The CrowdStrike report, tracking more than 280 named adversaries, found the average eCrime breakout time, the window between initial access and lateral movement, fell to 29 minutes in 2025, a 65% acceleration from the prior year. The fastest observed breakout took 27 seconds. In one documented intrusion, data exfiltration began within four minutes of initial access.

The Thales report, based on S&P Global 451 Research data spanning 20 countries, describes the same dynamic from the defense side: 70% of organizations cite the speed of AI-driven change as their top security risk, and 53% acknowledge their existing security budgets are still funding their AI security.

Identity as the common fault line

Both reports converge on identity as the most exposed fault line. CrowdStrike found that AI-enabled adversary activity and credential theft rose 89% year over year, with nation-state and eCrime actors using AI to automate reconnaissance, accelerate credential dumping and erase forensic evidence.

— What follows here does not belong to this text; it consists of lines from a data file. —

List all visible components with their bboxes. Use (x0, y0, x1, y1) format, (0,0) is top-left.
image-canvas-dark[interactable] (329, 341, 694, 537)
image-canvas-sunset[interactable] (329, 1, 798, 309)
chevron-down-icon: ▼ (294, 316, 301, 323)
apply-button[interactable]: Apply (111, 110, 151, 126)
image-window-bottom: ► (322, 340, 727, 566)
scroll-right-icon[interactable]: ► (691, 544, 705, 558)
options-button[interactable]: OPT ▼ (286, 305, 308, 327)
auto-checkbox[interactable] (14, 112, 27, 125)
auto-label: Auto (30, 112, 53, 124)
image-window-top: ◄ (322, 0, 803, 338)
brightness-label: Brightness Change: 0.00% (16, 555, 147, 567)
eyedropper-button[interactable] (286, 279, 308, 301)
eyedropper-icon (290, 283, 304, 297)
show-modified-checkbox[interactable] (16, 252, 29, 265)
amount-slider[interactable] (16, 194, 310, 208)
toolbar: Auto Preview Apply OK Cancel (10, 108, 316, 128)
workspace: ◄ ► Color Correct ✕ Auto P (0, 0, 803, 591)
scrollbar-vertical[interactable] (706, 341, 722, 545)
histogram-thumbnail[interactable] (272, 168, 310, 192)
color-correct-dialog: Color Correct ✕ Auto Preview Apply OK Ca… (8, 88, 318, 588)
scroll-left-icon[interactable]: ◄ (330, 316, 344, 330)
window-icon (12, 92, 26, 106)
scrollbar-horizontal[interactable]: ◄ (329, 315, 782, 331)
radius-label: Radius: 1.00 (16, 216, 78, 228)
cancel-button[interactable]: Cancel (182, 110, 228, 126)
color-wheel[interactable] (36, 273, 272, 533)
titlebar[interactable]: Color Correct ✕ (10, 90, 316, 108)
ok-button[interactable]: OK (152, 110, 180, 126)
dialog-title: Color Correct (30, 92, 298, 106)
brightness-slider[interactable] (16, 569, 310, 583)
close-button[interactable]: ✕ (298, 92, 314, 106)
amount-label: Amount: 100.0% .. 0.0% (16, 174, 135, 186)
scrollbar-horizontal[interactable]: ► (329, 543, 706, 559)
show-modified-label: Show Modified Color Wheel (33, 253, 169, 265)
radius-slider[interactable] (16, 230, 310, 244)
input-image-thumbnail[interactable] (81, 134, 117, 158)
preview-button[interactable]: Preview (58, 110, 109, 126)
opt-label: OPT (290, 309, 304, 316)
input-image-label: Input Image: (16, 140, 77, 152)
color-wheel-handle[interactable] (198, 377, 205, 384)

Thales found credential theft remains the leading attack technique against cloud management infrastructure, cited by 67% of organizations that experienced cloud attacks. Even after that, the same report found only 47% of sensitive data in the cloud remains encrypted.

Two threat models, one attack surface

CrowdStrike’s focus is on external adversaries weaponizing AI: Russia-nexus FANCY BEAR deployed LLM-enabled malware to automate document collection; eCrime actor PUNK SPIDER used AI-generated scripts to accelerate credential dumping; North Korea-linked FAMOUS CHOLLIMA scaled insider operations through AI-generated personas.

The report also documented adversaries injecting malicious prompts into GenAI tools at more than 90 organizations and exploiting AI development platforms to deploy ransomware, treating enterprise AI infrastructure itself as an attack surface.

The risk already inside the perimeter

Thales, however, shifts the lens inward. Its concern is the AI the enterprise has already deployed: automated systems granted broad access to sensitive data, often with fewer controls than those applied to human users.

Only 34% of organizations surveyed know where all their data resides, and just 39% can fully classify it. Against that visibility deficit, nearly 59% of organizations have already experienced deepfake-driven attacks, the report found, and 48% report reputational damage from AI-generated misinformation.

However, the biggest concern remains that only 30% have allocated dedicated AI security budgets, a figure Thales set against an attack surface that expanded substantially in 2025.